Due to the inherent variability of sBOLD’s yield, the asset serves as an interesting playground for yield traders on platforms like Pendle and Spectra. Combining the innovative design of Liquity with sBOLD creates a set of strategies where a user could fix both their borrowing rate on Liquity and their expected yield on BOLD holdings, creating a low-risk arbitrage opportunity.
Last but not least, sBOLD might be the preferred collateral for re-staking protocols due to its price stability, decentralization, and immutability, on the other.
Audits
At K3 Capital, we are primarily a DeFi liquidity provider and a developer. As a result, we understand how paramount the security of the codebase is to users. We took the lessons learned over the years and applied them to the sBold Protocol. We traded complex codes and overly flexible parameters for simple and safe logic.
The contracts are kept as immutable as possible, leaving a few upgradable functions, allowing us to change parameters in case of a dramatic market shift.
The sBold Protocol underwent rigorous code reviews by ChainSecurity. The company has also audited Liquity V2 and is familiar with the nuances of the underlying code design and tail risks.
The Road Ahead
First, Liquity’s forkenomics model allows sBOLD to go crosschain seamlessly.

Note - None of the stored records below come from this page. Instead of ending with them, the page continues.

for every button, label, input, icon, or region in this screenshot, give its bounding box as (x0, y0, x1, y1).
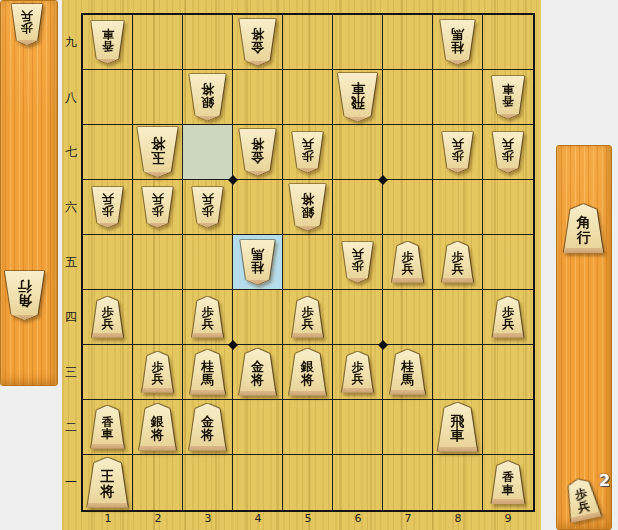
square-f6-r4[interactable] (333, 290, 383, 345)
piece-knight-up[interactable]: 桂馬 (190, 350, 226, 395)
square-f9-r2[interactable] (483, 400, 533, 455)
koma-body: 歩兵 (192, 297, 224, 338)
board-grid: 香車金将桂馬銀将飛車香車玉将金将歩兵歩兵歩兵歩兵歩兵歩兵銀将桂馬歩兵歩兵歩兵歩兵… (81, 13, 535, 512)
koma-kanji: 銀将 (301, 192, 314, 219)
koma-edge (491, 114, 525, 119)
piece-pawn-up[interactable]: 歩兵 (92, 297, 124, 338)
koma-edge (139, 446, 177, 451)
piece-bishop-up[interactable]: 角行 (563, 204, 604, 253)
koma-edge (142, 223, 174, 228)
koma-kanji: 桂馬 (451, 27, 464, 54)
koma-kanji: 銀将 (201, 82, 214, 109)
koma-kanji: 歩兵 (152, 361, 164, 385)
koma-kanji: 角行 (18, 279, 32, 308)
square-f4-r7[interactable]: 金将 (233, 125, 283, 180)
koma-edge (87, 503, 129, 508)
koma-edge (390, 390, 426, 395)
square-f2-r2[interactable]: 銀将 (133, 400, 183, 455)
koma-body: 歩兵 (492, 297, 524, 338)
rank-label-1: 一 (60, 474, 82, 490)
koma-body: 王将 (87, 458, 129, 508)
koma-kanji: 桂馬 (401, 360, 414, 387)
square-f3-r6[interactable]: 歩兵 (183, 180, 233, 235)
koma-body: 香車 (91, 406, 125, 449)
square-f7-r7[interactable] (383, 125, 433, 180)
square-f3-r7[interactable] (183, 125, 233, 180)
koma-body: 歩兵 (192, 187, 224, 228)
koma-kanji: 歩兵 (202, 306, 214, 330)
koma-edge (137, 172, 179, 177)
koma-body: 香車 (491, 461, 525, 504)
square-f2-r3[interactable]: 歩兵 (133, 345, 183, 400)
koma-kanji: 香車 (502, 471, 514, 495)
koma-body: 桂馬 (390, 350, 426, 395)
koma-kanji: 歩兵 (502, 138, 514, 162)
square-f7-r1[interactable] (383, 455, 433, 510)
piece-silver-up[interactable]: 銀将 (139, 404, 177, 451)
koma-edge (442, 168, 474, 173)
koma-body: 歩兵 (142, 187, 174, 228)
piece-gold-up[interactable]: 金将 (189, 404, 227, 451)
koma-edge (392, 278, 424, 283)
rank-label-6: 六 (60, 199, 82, 215)
square-f8-r5[interactable]: 歩兵 (433, 235, 483, 290)
square-f6-r5[interactable]: 歩兵 (333, 235, 383, 290)
koma-kanji: 香車 (102, 416, 114, 440)
rank-label-2: 二 (60, 419, 82, 435)
koma-kanji: 桂馬 (251, 247, 264, 274)
koma-edge (192, 223, 224, 228)
koma-kanji: 飛車 (451, 414, 465, 443)
square-f1-r8[interactable] (83, 70, 133, 125)
square-f8-r6[interactable] (433, 180, 483, 235)
koma-kanji: 歩兵 (452, 251, 464, 275)
koma-kanji: 歩兵 (352, 361, 364, 385)
koma-body: 金将 (189, 404, 227, 451)
koma-kanji: 歩兵 (402, 251, 414, 275)
koma-edge (92, 333, 124, 338)
koma-edge (192, 333, 224, 338)
piece-silver-down[interactable]: 銀将 (289, 184, 327, 231)
piece-pawn-down[interactable]: 歩兵 (92, 187, 124, 228)
square-f4-r1[interactable] (233, 455, 283, 510)
koma-edge (92, 223, 124, 228)
square-f4-r2[interactable] (233, 400, 283, 455)
square-f8-r1[interactable] (433, 455, 483, 510)
koma-kanji: 歩兵 (574, 487, 591, 513)
koma-body: 歩兵 (292, 132, 324, 173)
koma-edge (570, 511, 602, 523)
square-f7-r6[interactable] (383, 180, 433, 235)
koma-kanji: 歩兵 (502, 306, 514, 330)
square-f9-r5[interactable] (483, 235, 533, 290)
piece-pawn-down[interactable]: 歩兵 (442, 132, 474, 173)
square-f9-r7[interactable]: 歩兵 (483, 125, 533, 180)
koma-body: 歩兵 (342, 242, 374, 283)
square-f9-r3[interactable] (483, 345, 533, 400)
koma-kanji: 歩兵 (21, 10, 33, 34)
square-f1-r4[interactable]: 歩兵 (83, 290, 133, 345)
square-f3-r5[interactable] (183, 235, 233, 290)
square-f6-r7[interactable] (333, 125, 383, 180)
square-f2-r5[interactable] (133, 235, 183, 290)
piece-pawn-down[interactable]: 歩兵 (11, 4, 43, 45)
file-label-1: 1 (98, 512, 118, 526)
piece-lance-up[interactable]: 香車 (91, 406, 125, 449)
piece-pawn-down[interactable]: 歩兵 (142, 187, 174, 228)
square-f2-r8[interactable] (133, 70, 183, 125)
square-f8-r9[interactable]: 桂馬 (433, 15, 483, 70)
koma-edge (190, 390, 226, 395)
koma-kanji: 玉将 (151, 136, 165, 165)
koma-body: 飛車 (337, 73, 378, 122)
koma-edge (437, 447, 478, 452)
koma-edge (563, 248, 604, 253)
koma-kanji: 金将 (251, 137, 264, 164)
square-f5-r4[interactable]: 歩兵 (283, 290, 333, 345)
koma-kanji: 歩兵 (102, 306, 114, 330)
square-f9-r4[interactable]: 歩兵 (483, 290, 533, 345)
square-f4-r6[interactable] (233, 180, 283, 235)
square-f3-r4[interactable]: 歩兵 (183, 290, 233, 345)
koma-kanji: 歩兵 (152, 193, 164, 217)
file-label-9: 9 (498, 512, 518, 526)
square-f7-r8[interactable] (383, 70, 433, 125)
koma-edge (337, 117, 378, 122)
koma-edge (239, 391, 277, 396)
square-f6-r3[interactable]: 歩兵 (333, 345, 383, 400)
koma-kanji: 歩兵 (452, 138, 464, 162)
koma-edge (239, 61, 277, 66)
square-f5-r2[interactable] (283, 400, 333, 455)
koma-edge (4, 315, 45, 320)
square-f2-r7[interactable]: 玉将 (133, 125, 183, 180)
piece-pawn-up[interactable]: 歩兵 (392, 242, 424, 283)
square-f8-r8[interactable] (433, 70, 483, 125)
rank-label-3: 三 (60, 364, 82, 380)
koma-kanji: 香車 (102, 28, 114, 52)
square-f2-r4[interactable] (133, 290, 183, 345)
koma-edge (492, 333, 524, 338)
koma-edge (292, 168, 324, 173)
square-f2-r6[interactable]: 歩兵 (133, 180, 183, 235)
koma-edge (492, 168, 524, 173)
square-f7-r4[interactable] (383, 290, 433, 345)
piece-pawn-up[interactable]: 歩兵 (442, 242, 474, 283)
square-f1-r5[interactable] (83, 235, 133, 290)
koma-edge (292, 333, 324, 338)
file-label-2: 2 (148, 512, 168, 526)
koma-kanji: 銀将 (301, 360, 314, 387)
square-f6-r8[interactable]: 飛車 (333, 70, 383, 125)
koma-body: 歩兵 (142, 352, 174, 393)
square-f8-r2[interactable]: 飛車 (433, 400, 483, 455)
square-f4-r9[interactable]: 金将 (233, 15, 283, 70)
square-f2-r9[interactable] (133, 15, 183, 70)
square-f4-r3[interactable]: 金将 (233, 345, 283, 400)
square-f6-r9[interactable] (333, 15, 383, 70)
file-label-8: 8 (448, 512, 468, 526)
koma-kanji: 金将 (251, 27, 264, 54)
piece-knight-up[interactable]: 桂馬 (390, 350, 426, 395)
piece-lance-up[interactable]: 香車 (491, 461, 525, 504)
koma-edge (240, 280, 276, 285)
koma-body: 角行 (4, 271, 45, 320)
file-label-4: 4 (248, 512, 268, 526)
koma-body: 桂馬 (190, 350, 226, 395)
koma-edge (11, 40, 43, 45)
square-f1-r7[interactable] (83, 125, 133, 180)
square-f9-r9[interactable] (483, 15, 533, 70)
koma-edge (239, 171, 277, 176)
square-f7-r3[interactable]: 桂馬 (383, 345, 433, 400)
square-f7-r2[interactable] (383, 400, 433, 455)
rank-label-7: 七 (60, 144, 82, 160)
square-f5-r8[interactable] (283, 70, 333, 125)
koma-body: 歩兵 (492, 132, 524, 173)
square-f5-r5[interactable] (283, 235, 333, 290)
koma-body: 銀将 (289, 184, 327, 231)
square-f9-r1[interactable]: 香車 (483, 455, 533, 510)
hand-count-badge: 2 (599, 471, 610, 490)
piece-pawn-up[interactable]: 歩兵 (192, 297, 224, 338)
piece-gold-up[interactable]: 金将 (239, 349, 277, 396)
square-f1-r6[interactable]: 歩兵 (83, 180, 133, 235)
koma-edge (142, 388, 174, 393)
koma-edge (189, 116, 227, 121)
square-f1-r2[interactable]: 香車 (83, 400, 133, 455)
piece-knight-down[interactable]: 桂馬 (240, 240, 276, 285)
koma-body: 香車 (491, 76, 525, 119)
koma-kanji: 歩兵 (102, 193, 114, 217)
square-f8-r3[interactable] (433, 345, 483, 400)
koma-body: 桂馬 (240, 240, 276, 285)
piece-king-up[interactable]: 王将 (87, 458, 129, 508)
koma-body: 歩兵 (392, 242, 424, 283)
koma-body: 金将 (239, 19, 277, 66)
koma-body: 銀将 (289, 349, 327, 396)
koma-body: 飛車 (437, 403, 478, 452)
koma-kanji: 歩兵 (302, 138, 314, 162)
square-f4-r8[interactable] (233, 70, 283, 125)
square-f3-r1[interactable] (183, 455, 233, 510)
square-f1-r3[interactable] (83, 345, 133, 400)
koma-edge (91, 444, 125, 449)
square-f8-r4[interactable] (433, 290, 483, 345)
koma-kanji: 王将 (101, 469, 115, 498)
koma-body: 金将 (239, 129, 277, 176)
koma-body: 金将 (239, 349, 277, 396)
square-f5-r3[interactable]: 銀将 (283, 345, 333, 400)
koma-body: 歩兵 (92, 187, 124, 228)
file-label-3: 3 (198, 512, 218, 526)
rank-label-5: 五 (60, 254, 82, 270)
square-f5-r1[interactable] (283, 455, 333, 510)
square-f3-r3[interactable]: 桂馬 (183, 345, 233, 400)
rank-label-4: 四 (60, 309, 82, 325)
koma-edge (289, 226, 327, 231)
square-f3-r2[interactable]: 金将 (183, 400, 233, 455)
piece-lance-down[interactable]: 香車 (491, 76, 525, 119)
file-label-7: 7 (398, 512, 418, 526)
koma-kanji: 金将 (201, 415, 214, 442)
piece-knight-down[interactable]: 桂馬 (440, 20, 476, 65)
koma-kanji: 香車 (502, 83, 514, 107)
square-f3-r9[interactable] (183, 15, 233, 70)
piece-pawn-down[interactable]: 歩兵 (192, 187, 224, 228)
koma-edge (289, 391, 327, 396)
piece-pawn-down[interactable]: 歩兵 (492, 132, 524, 173)
square-f6-r2[interactable] (333, 400, 383, 455)
koma-body: 歩兵 (11, 4, 43, 45)
koma-edge (491, 499, 525, 504)
square-f5-r6[interactable]: 銀将 (283, 180, 333, 235)
koma-kanji: 銀将 (151, 415, 164, 442)
rank-label-9: 九 (60, 34, 82, 50)
piece-pawn-up[interactable]: 歩兵 (562, 476, 602, 523)
piece-rook-up[interactable]: 飛車 (437, 403, 478, 452)
koma-body: 角行 (563, 204, 604, 253)
square-f9-r6[interactable] (483, 180, 533, 235)
piece-pawn-up[interactable]: 歩兵 (342, 352, 374, 393)
koma-edge (442, 278, 474, 283)
square-f5-r9[interactable] (283, 15, 333, 70)
koma-body: 桂馬 (440, 20, 476, 65)
koma-body: 香車 (91, 21, 125, 64)
square-f7-r5[interactable]: 歩兵 (383, 235, 433, 290)
square-f4-r5[interactable]: 桂馬 (233, 235, 283, 290)
piece-lance-down[interactable]: 香車 (91, 21, 125, 64)
piece-rook-down[interactable]: 飛車 (337, 73, 378, 122)
left-stand: 歩兵角行 (0, 0, 58, 386)
piece-jeweled-king-down[interactable]: 玉将 (137, 127, 179, 177)
square-f3-r8[interactable]: 銀将 (183, 70, 233, 125)
square-f5-r7[interactable]: 歩兵 (283, 125, 333, 180)
piece-gold-down[interactable]: 金将 (239, 129, 277, 176)
square-f2-r1[interactable] (133, 455, 183, 510)
square-f9-r8[interactable]: 香車 (483, 70, 533, 125)
koma-body: 歩兵 (92, 297, 124, 338)
koma-body: 歩兵 (442, 132, 474, 173)
koma-kanji: 飛車 (351, 81, 365, 110)
koma-body: 玉将 (137, 127, 179, 177)
rank-label-8: 八 (60, 89, 82, 105)
right-stand: 角行歩兵2 (556, 145, 612, 530)
square-f7-r9[interactable] (383, 15, 433, 70)
koma-body: 歩兵 (562, 476, 602, 523)
piece-pawn-down[interactable]: 歩兵 (342, 242, 374, 283)
koma-kanji: 桂馬 (201, 360, 214, 387)
koma-edge (342, 278, 374, 283)
piece-pawn-up[interactable]: 歩兵 (492, 297, 524, 338)
koma-edge (440, 60, 476, 65)
square-f6-r6[interactable] (333, 180, 383, 235)
piece-pawn-up[interactable]: 歩兵 (142, 352, 174, 393)
piece-gold-down[interactable]: 金将 (239, 19, 277, 66)
koma-kanji: 角行 (577, 215, 591, 244)
koma-body: 歩兵 (292, 297, 324, 338)
piece-pawn-up[interactable]: 歩兵 (292, 297, 324, 338)
square-f1-r9[interactable]: 香車 (83, 15, 133, 70)
square-f1-r1[interactable]: 王将 (83, 455, 133, 510)
piece-silver-down[interactable]: 銀将 (189, 74, 227, 121)
piece-bishop-down[interactable]: 角行 (4, 271, 45, 320)
shogi-app-root: { "game": "shogi", "view": { "perspectiv… (0, 0, 618, 530)
koma-edge (342, 388, 374, 393)
koma-kanji: 歩兵 (352, 248, 364, 272)
koma-kanji: 金将 (251, 360, 264, 387)
koma-body: 銀将 (139, 404, 177, 451)
koma-edge (189, 446, 227, 451)
piece-pawn-down[interactable]: 歩兵 (292, 132, 324, 173)
square-f4-r4[interactable] (233, 290, 283, 345)
square-f8-r7[interactable]: 歩兵 (433, 125, 483, 180)
koma-edge (91, 59, 125, 64)
piece-silver-up[interactable]: 銀将 (289, 349, 327, 396)
koma-kanji: 歩兵 (302, 306, 314, 330)
koma-body: 歩兵 (342, 352, 374, 393)
file-label-5: 5 (298, 512, 318, 526)
square-f6-r1[interactable] (333, 455, 383, 510)
koma-kanji: 歩兵 (202, 193, 214, 217)
file-label-6: 6 (348, 512, 368, 526)
koma-body: 銀将 (189, 74, 227, 121)
koma-body: 歩兵 (442, 242, 474, 283)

We are already in touch with some of Liquity’s friendly forks and looking forward to speaking with everyone interested to collaborate.
However, we aim to not simply tokenize the Stability Pools. The novel design of Liquity V2 leaves the door open to rate arbitrage between the interest a user pays on their Trove and the yield sBOLD generates.

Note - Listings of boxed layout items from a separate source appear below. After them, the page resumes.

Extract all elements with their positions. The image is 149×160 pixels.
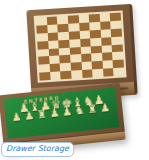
caption-label: Drawer Storage	[1, 142, 74, 157]
chess-piece: ♟	[100, 102, 111, 115]
board-square	[103, 68, 114, 77]
chess-piece: ♜	[36, 109, 47, 122]
drawer-green-felt: ENTERRO ♟♝♟♛♚♝♞♟ ♟♟♜♟♟♞♜♟	[4, 87, 120, 138]
chess-piece: ♟	[24, 110, 35, 123]
board-square	[71, 70, 82, 79]
chess-piece: ♟	[62, 106, 73, 119]
board-square	[60, 71, 71, 80]
board-square	[113, 68, 124, 77]
board-square	[39, 72, 50, 81]
board-walnut-frame	[26, 4, 137, 88]
board-square	[82, 70, 93, 79]
board-square	[92, 69, 103, 78]
board-square	[50, 71, 61, 80]
chess-board	[34, 10, 127, 82]
chess-piece: ♞	[74, 105, 85, 118]
product-photo-chess-drawer-set: ENTERRO ♟♝♟♛♚♝♞♟ ♟♟♜♟♟♞♜♟ Drawer Storage	[0, 0, 149, 160]
chess-piece: ♟	[49, 107, 60, 120]
chess-piece: ♟	[11, 111, 22, 124]
chess-piece: ♜	[87, 103, 98, 116]
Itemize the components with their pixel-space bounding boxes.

To put it into perspective, assume Alice sets a 1.50% rate for her credit line, the weighted average interest rate on the platform is 4.5% and the revenue distribution to the Stability Pools remains 75%. In this scenario, the yield of sBOLD is 3.38%, meaning that Alice could earn 1.88% from her credit line. If we assume a loan-to-value ratio of 0.70x, the incremental return on her collateral would be 1.31%:
But how is Alice assured that her interest rate is always below the sBOLD yield and simultaneously not carrying the potential redemption risk? Enters the K3 Vault:
Alice deposits her ETH or LSTs into the K3 Vault. It automatically opens a Trove with the initial interest rate set below the sBOLD yield and LTV based on the market conditions. The borrowed BOLD is simultaneously deposited into sBOLD to earn a yield that more than offsets the interest paid on the credit line.
K3 actively monitors the mempool for peg weaknesses. If there are signs of downward price pressure, the K3 vault automatically assesses the size of the potential redemptions and the behavior of the other borrowers to either increase the interest rate of the Trove or repay the debt in case the strategy is no longer profitable.
Finally, if unexpected redemptions happen, the Vault withdraws the BOLD accumulated and trades them back into the initial collateral asset.